Trade Alert: Lights, camera, action

Revolution Investing is a two-fold concept that covers both “cyclical” and “secular” trends. It entails trying to navigate the broader macroeconomic and geopolitical trends and cycles that increasingly dominate our economy and markets. This is how we navigate the “cyclical” realities that we all have to deal in, which in many ways is a defensive concept of trying to protect our assets and wealth.

Revolution Investing also entails finding tech trends and/or companies that are truly Revolutionizing or creating an huge market and industry. This is more of an offensive concept, where we get our biggest gains and profits.

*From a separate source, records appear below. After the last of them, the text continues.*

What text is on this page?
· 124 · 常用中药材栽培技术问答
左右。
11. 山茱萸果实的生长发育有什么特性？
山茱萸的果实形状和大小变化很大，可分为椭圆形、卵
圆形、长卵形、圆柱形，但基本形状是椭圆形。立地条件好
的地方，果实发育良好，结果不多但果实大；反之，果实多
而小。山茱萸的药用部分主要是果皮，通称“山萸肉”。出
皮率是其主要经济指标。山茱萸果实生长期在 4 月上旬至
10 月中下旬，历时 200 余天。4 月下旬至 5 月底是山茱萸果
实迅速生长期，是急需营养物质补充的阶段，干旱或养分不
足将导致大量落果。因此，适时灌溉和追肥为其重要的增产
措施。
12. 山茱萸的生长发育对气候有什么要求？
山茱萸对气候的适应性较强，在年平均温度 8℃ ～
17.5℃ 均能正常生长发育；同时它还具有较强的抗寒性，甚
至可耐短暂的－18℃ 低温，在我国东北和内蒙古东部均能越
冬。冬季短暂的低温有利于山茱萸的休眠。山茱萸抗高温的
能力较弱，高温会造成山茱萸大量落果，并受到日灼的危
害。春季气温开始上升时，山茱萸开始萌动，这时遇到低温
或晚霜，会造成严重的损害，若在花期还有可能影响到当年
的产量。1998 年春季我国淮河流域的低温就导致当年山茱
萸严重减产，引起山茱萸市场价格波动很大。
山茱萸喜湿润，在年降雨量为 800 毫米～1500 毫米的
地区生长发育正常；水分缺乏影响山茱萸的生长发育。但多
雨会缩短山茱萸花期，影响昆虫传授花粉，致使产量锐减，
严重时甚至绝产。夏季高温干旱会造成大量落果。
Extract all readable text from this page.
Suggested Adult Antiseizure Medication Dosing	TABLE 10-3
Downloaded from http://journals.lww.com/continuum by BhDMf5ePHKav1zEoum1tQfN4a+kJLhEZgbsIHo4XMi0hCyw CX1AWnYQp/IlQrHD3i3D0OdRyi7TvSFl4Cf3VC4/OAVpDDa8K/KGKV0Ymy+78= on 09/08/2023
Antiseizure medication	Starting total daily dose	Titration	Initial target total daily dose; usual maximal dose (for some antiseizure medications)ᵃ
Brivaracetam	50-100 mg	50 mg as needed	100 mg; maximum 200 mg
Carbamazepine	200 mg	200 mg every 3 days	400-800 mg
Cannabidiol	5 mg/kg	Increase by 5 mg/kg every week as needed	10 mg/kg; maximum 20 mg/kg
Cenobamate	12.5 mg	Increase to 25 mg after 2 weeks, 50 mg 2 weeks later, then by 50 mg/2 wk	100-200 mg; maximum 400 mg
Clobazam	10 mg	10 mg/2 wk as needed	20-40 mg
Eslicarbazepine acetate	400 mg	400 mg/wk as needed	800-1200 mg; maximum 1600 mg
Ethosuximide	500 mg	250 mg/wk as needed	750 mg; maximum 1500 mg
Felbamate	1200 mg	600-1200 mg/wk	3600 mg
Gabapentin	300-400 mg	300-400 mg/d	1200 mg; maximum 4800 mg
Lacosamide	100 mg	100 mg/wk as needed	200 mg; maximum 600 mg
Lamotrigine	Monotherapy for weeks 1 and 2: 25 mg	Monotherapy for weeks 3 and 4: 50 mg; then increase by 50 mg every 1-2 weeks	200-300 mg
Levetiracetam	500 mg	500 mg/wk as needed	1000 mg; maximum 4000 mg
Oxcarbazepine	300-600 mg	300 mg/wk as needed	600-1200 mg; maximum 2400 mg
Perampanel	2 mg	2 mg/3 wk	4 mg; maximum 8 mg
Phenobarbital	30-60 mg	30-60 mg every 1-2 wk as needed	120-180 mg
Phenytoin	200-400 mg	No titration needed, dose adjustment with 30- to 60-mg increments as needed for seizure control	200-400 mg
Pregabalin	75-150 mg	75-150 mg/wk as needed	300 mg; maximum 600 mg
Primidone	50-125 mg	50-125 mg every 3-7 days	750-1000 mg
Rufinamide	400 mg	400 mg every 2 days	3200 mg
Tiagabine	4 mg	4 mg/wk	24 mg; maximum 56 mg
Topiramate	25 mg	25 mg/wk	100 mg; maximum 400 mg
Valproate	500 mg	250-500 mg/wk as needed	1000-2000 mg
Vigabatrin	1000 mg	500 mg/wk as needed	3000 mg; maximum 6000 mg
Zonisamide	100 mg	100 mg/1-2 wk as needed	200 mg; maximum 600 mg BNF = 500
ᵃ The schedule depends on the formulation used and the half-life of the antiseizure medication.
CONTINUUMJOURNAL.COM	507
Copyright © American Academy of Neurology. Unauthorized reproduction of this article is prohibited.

A great example of a tech trend that created entirely new marketplace would be the PC industry, which created an entirely new huge marketplace when it hit mainstream in the 1980s and which grew at triple and then double digits every year for the next two decades.

And you can go back to my work from 2006 and 2007 when the “smartphone” was just about to Revolutionize the entire wireless phone market – which itself had Revolutionized the traditional wireline phone industry – for more on that concept and why we were so well positioned in Apple and Google when their stocks were a small fraction of today’s prices.

All of which segues us perfectly to our topic here today — LED lights. The lighting/lightbulb/lights industry was a huge secular growing industry back in the late 1800s and for even most of the first half of the 20th century. But as the developed world lit its way out of the industrial age, sales of lightbulbs became rather cyclical. When the economy boomed, demand for more lightbulbs in cars, houses, stadiums, streets, etc, increased. And vice versa. So by the end of the 20th century lighting, along with most other industrial markets, were just about reflective of the broader economic cycles.

But in today’s lighting marketplace, LED lighting is secularly growing within the broader lighting industry. LED is taking huge market share already. Even better, the bang for the buck is just now crossing a threshold where LED lighting gives you more and more lumens per dollar spent than the older bulb technologies. This is much like the flash storage industry taking huge market share as its price per bit drops below that of hard drive storage within the broader data storage marketplace which is rather cyclical at this point.

So let’s look at the world leader in LED lighting, CREE, which is a company we’ve owned in the past and is looking like its set up for a nice long-term return here. Using our standard Revolution Investing balance sheet and valuation metric, we come up with a fundamental break down for CREE that looks something like this:

Company: Cree, Inc.
Symbol: CREE
Balance Sheet:
Cash and Cash Equivalents: $178 M
Short Term Investments: $759 M
Long Term Investments:
Total Cash: $937 M
Total Debt: $0 M
Net Cash: $937 M
Oustanding Shares: 121 M
Net Cash per Share: $7.74
Share Price: $56.01
Enterprise Value per Share: $48.27
Total Market Cap: $6,780 M
Enterprise Value: $5,843 M
2014 Sales Growth Estimate: 20.20%
2014 Revenue Estimate: $1,670 M
2014 Earnings Estimate: $1.76
2015 Sales Growth Estimate: 15.90%
2015 Revenue Estimate: $1,950 M
2015 Earnings Estimate: $2.33
2014 Earnings Multiple: 27 X
2015 Earnings Multiple: 21 X
Dividend & Yield: N/A
% Held by Institutions: 89.90%
% of Float Short: 7.70%

So, we’re looking at a company that’s growing its topline 20% plus annually and its earnings even faster as margins expand overtime as costs drop faster than selling prices. CREE’s got nearly a billion net cash on the balance sheet with no debt to speak of and should earn nearly $2 a share this year, giving us a price to enterprise value multiple of about 25 right now. The company will likely earn closer to $5 a share annually by 2020 or earlier. I like a secularly growing company (that might very well be a take out target by an industrial conglomerate like GE or Honeywell some day) when we can get it on a huge sell off as we can here with CREE. The company missed estimates and guided slightly under analyst consensus estimates for next quarter last week, and the stock has been clobbered. I am stepping up and adding CREE common to the portfolio today.